Marina se dio cuenta de que le temblaban las manos al abrir el catalejo y enfocarlo en el horizonte septentrional. ¿Dónde estaba? ¿Por qué no podía verlo si lo sentía con tanta intensidad? El corazón le latía como si hubiera corrido durante horas.
—¡Velas al norte! ¡Bandera española! —gritó en ese momento el vigía desde la cofa del trinquete.
Morris alzó la voz para preguntar: —¿Cuántos palos?
—¡Tres! ¡Fragata o guerrero!
Marina giró para enfrentar la mirada llena de sospechas de Morris. —Es él —dijo, sin sombra de dudas—. Toca a rebato. Todo el mundo arriba y a sus puestos de combate.
Castillano había poco menos que huido de Santiago de Cuba. El gobernador de Santo Domingo lo había enviado allí con documentos “urgentes de vital importancia”. Castillano los había entregado antes de regresar casi corriendo al León y dar orden de levar anclas en ese mismo momento. No quería estar en el Morro cuando a Alguien se le ocurriera aprovechar que estaba allí para darle una carta para Alguien en La Habana o San Juan de Puerto Rico. No quería más encargos de mensajero. Se reaprovisionarían en Santo Domingo y desde allí cruzarían directamente a Maracaibo a reunirse con la Armada. Y si Dios le sonreía, cazarían un par de barcos piratas en el trayecto, como el jamaiquino que se habían visto obligados a dejar escapar de camino a Santiago.
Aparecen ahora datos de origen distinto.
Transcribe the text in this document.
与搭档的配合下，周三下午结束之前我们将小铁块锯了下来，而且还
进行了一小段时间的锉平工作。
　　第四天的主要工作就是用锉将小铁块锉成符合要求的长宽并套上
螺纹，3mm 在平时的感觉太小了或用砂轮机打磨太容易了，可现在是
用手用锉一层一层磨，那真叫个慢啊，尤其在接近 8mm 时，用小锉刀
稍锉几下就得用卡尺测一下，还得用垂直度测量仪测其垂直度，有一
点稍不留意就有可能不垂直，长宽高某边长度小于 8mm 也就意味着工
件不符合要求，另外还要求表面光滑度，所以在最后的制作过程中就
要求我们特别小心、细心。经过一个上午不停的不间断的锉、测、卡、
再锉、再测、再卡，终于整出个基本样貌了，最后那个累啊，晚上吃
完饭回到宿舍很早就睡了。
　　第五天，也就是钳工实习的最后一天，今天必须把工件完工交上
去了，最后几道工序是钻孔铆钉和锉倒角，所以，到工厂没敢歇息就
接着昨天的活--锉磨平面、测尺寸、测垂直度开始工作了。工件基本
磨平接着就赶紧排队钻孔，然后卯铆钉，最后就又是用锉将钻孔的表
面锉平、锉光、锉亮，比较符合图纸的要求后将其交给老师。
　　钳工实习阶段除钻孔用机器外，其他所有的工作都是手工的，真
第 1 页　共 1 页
El León cruzó el Paso del Viento en plena noche y avistó la Península Tiburón con las primeras luces del alba. Todavía faltaba más de una hora para que la campana pusiera fin a la guardia de modorra, y llamara a la oración de las ocho, cuando Castillano despertó sobresaltado. Evitó darse la cabeza con un puntal por puro instinto y saltó de la hamaca, recogiendo su ropa apresurado. No sabía qué ocurría, pero tenía que subir al puente.
Su prisa atropellada despertó a Alonso, que alzó la cabeza de la hamaca ceñudo.
—¿Qué ocurre, Hernán? Apenas está amaneciendo.
—No lo sé, Luis. Pero tengo que subir a cubierta.
Castillano apenas había salido de la cabina cuando el grito de uno de los vigías obligó a Alonso a sentarse en su hamaca.
—¡Barco a proa! ¡Bandera francesa!
Alonso se bajó de la hamaca gruñendo mientras la campana sobre cubierta tocaba a rebato. ¿Cómo lo había sabido Hernán?
Castillano trepó al puente todavía atándose el cabello, la camisa colgando fuera de los pantalones, y tomó el catalejo que le tendía un oficial.
—Un punto a estribor, León, cruzando hacia el oeste. Es más pequeño que una fragata pero tiene tres palos.
Una sonrisa tensa curvó los labios de Castillano. En todo el Mar Caribe existía un solo barco francés de tres palos que no fuera una fragata: el Espectro.